Friday, August 14, 2009

My baby is gone...

Parents all over the country are doing it right now, sending their children off to college. An empty house can mean lots of free time but it can also be a very difficult time for parents.

Many parents experience “empty nest syndrome” which is characterized by feelings of sadness, grief, or anxiety; periods of crying spells and spending time in the child’s room to feel closer to them. This can be a very tough time. But there are some simple actions you can take to make the transition smoother. There are two areas to focus on- your personal needs and your relationship with your child. Let’s start wit personal needs.

First - keep yourself busy each day- I know we all know this but you need to go beyond thinking about it. Build in some structure into your day. A daily walk, a weekly lunch with friends or your significant other, a movie night.

Next- revisit all the things you thought about doing over the years but never got around to. So, household projects, a new career, volunteering, spending time with your friends. Make a list of everything you might want to do.

Finally, get support from others.  Talk to your significant other about your feelings and share your feelings with friends. Many of your friends may be in the exact position as you are.

Now, the relationship with your child. Their leaving home doesn’t mean the end of your relationship, but it does mean some changes. Three tips to help you and your child.

First- suggest a weekly chat on the phone with your child. It’s important to suggest, not demand. Try making it easy for your child by purchasing some prepaid calling cards.

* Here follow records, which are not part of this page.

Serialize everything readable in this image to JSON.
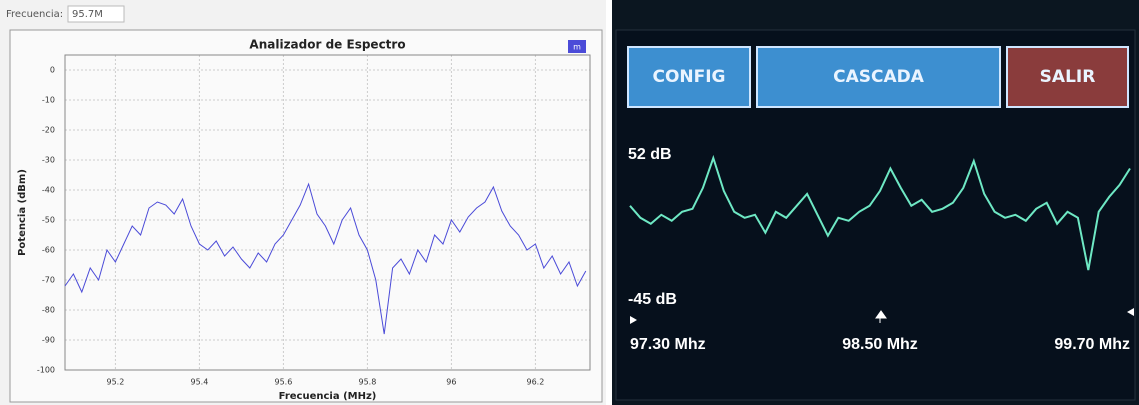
{
  "header": {
    "label": "Frecuencia:",
    "value": "95.7M"
  },
  "buttons": [
    "CONFIG",
    "CASCADA",
    "SALIR"
  ],
  "chart_data": [
    {
      "type": "line",
      "title": "Analizador de Espectro",
      "x_label": "Frecuencia (MHz)",
      "y_label": "Potencia (dBm)",
      "x": [
        95.08,
        95.1,
        95.12,
        95.14,
        95.16,
        95.18,
        95.2,
        95.22,
        95.24,
        95.26,
        95.28,
        95.3,
        95.32,
        95.34,
        95.36,
        95.38,
        95.4,
        95.42,
        95.44,
        95.46,
        95.48,
        95.5,
        95.52,
        95.54,
        95.56,
        95.58,
        95.6,
        95.62,
        95.64,
        95.66,
        95.68,
        95.7,
        95.72,
        95.74,
        95.76,
        95.78,
        95.8,
        95.82,
        95.84,
        95.86,
        95.88,
        95.9,
        95.92,
        95.94,
        95.96,
        95.98,
        96.0,
        96.02,
        96.04,
        96.06,
        96.08,
        96.1,
        96.12,
        96.14,
        96.16,
        96.18,
        96.2,
        96.22,
        96.24,
        96.26,
        96.28,
        96.3,
        96.32
      ],
      "series": [
        {
          "name": "m",
          "color": "#4b4bd8",
          "values": [
            -72,
            -68,
            -74,
            -66,
            -70,
            -60,
            -64,
            -58,
            -52,
            -55,
            -46,
            -44,
            -45,
            -48,
            -43,
            -52,
            -58,
            -60,
            -57,
            -62,
            -59,
            -63,
            -66,
            -61,
            -64,
            -58,
            -55,
            -50,
            -45,
            -38,
            -48,
            -52,
            -58,
            -50,
            -46,
            -55,
            -60,
            -70,
            -88,
            -66,
            -63,
            -68,
            -60,
            -64,
            -55,
            -58,
            -50,
            -54,
            -49,
            -46,
            -44,
            -39,
            -47,
            -52,
            -55,
            -60,
            -58,
            -66,
            -62,
            -68,
            -64,
            -72,
            -67
          ]
        }
      ],
      "xlim": [
        95.08,
        96.33
      ],
      "xticks": [
        95.2,
        95.4,
        95.6,
        95.8,
        96,
        96.2
      ],
      "ylim": [
        -100,
        5
      ],
      "yticks": [
        0,
        -10,
        -20,
        -30,
        -40,
        -50,
        -60,
        -70,
        -80,
        -90,
        -100
      ],
      "grid": true,
      "legend": "top-right"
    },
    {
      "type": "line",
      "x": [
        97.3,
        97.35,
        97.4,
        97.45,
        97.5,
        97.55,
        97.6,
        97.65,
        97.7,
        97.75,
        97.8,
        97.85,
        97.9,
        97.95,
        98.0,
        98.05,
        98.1,
        98.15,
        98.2,
        98.25,
        98.3,
        98.35,
        98.4,
        98.45,
        98.5,
        98.55,
        98.6,
        98.65,
        98.7,
        98.75,
        98.8,
        98.85,
        98.9,
        98.95,
        99.0,
        99.05,
        99.1,
        99.15,
        99.2,
        99.25,
        99.3,
        99.35,
        99.4,
        99.45,
        99.5,
        99.55,
        99.6,
        99.65,
        99.7
      ],
      "series": [
        {
          "color": "#6ee8c4",
          "values": [
            18,
            10,
            6,
            12,
            8,
            14,
            16,
            30,
            50,
            28,
            14,
            10,
            12,
            0,
            14,
            10,
            18,
            26,
            12,
            -2,
            10,
            8,
            14,
            18,
            28,
            43,
            30,
            18,
            22,
            14,
            16,
            20,
            30,
            48,
            26,
            14,
            10,
            12,
            8,
            16,
            20,
            6,
            14,
            10,
            -25,
            14,
            24,
            32,
            43
          ]
        }
      ],
      "xlim": [
        97.3,
        99.7
      ],
      "xticks": [
        {
          "value": 97.3,
          "label": "97.30 Mhz"
        },
        {
          "value": 98.5,
          "label": "98.50 Mhz"
        },
        {
          "value": 99.7,
          "label": "99.70 Mhz"
        }
      ],
      "ylim": [
        -45,
        52
      ],
      "yticks": [
        {
          "value": 52,
          "label": "52 dB"
        },
        {
          "value": -45,
          "label": "-45 dB"
        }
      ],
      "grid": false
    }
  ]
}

Next- send your child brief e-mails updating them on events at home. Letter writing is fine, but remember, your child grew up on email and you’re more likely to get a quick response from an email.

Finally, go ahead and make the care packages. Groceries, towels, pictures of events at home, and don’t forget the cookies. Most children on their own for the first time will really welcome a touch of home.

The key here is not to overdo it early on. Listen to your child, if they are receptive to these actions then move forward. If they want a little less then build gradually.

As tough as this time may feel, most people get through it and move on to the next phase of their lives. However, it is important to pay attention to your feelings. If you find yourself crying excessively or are so sad that you don't want to see friends or go to work, then you need to contact your physician or a mental health professional.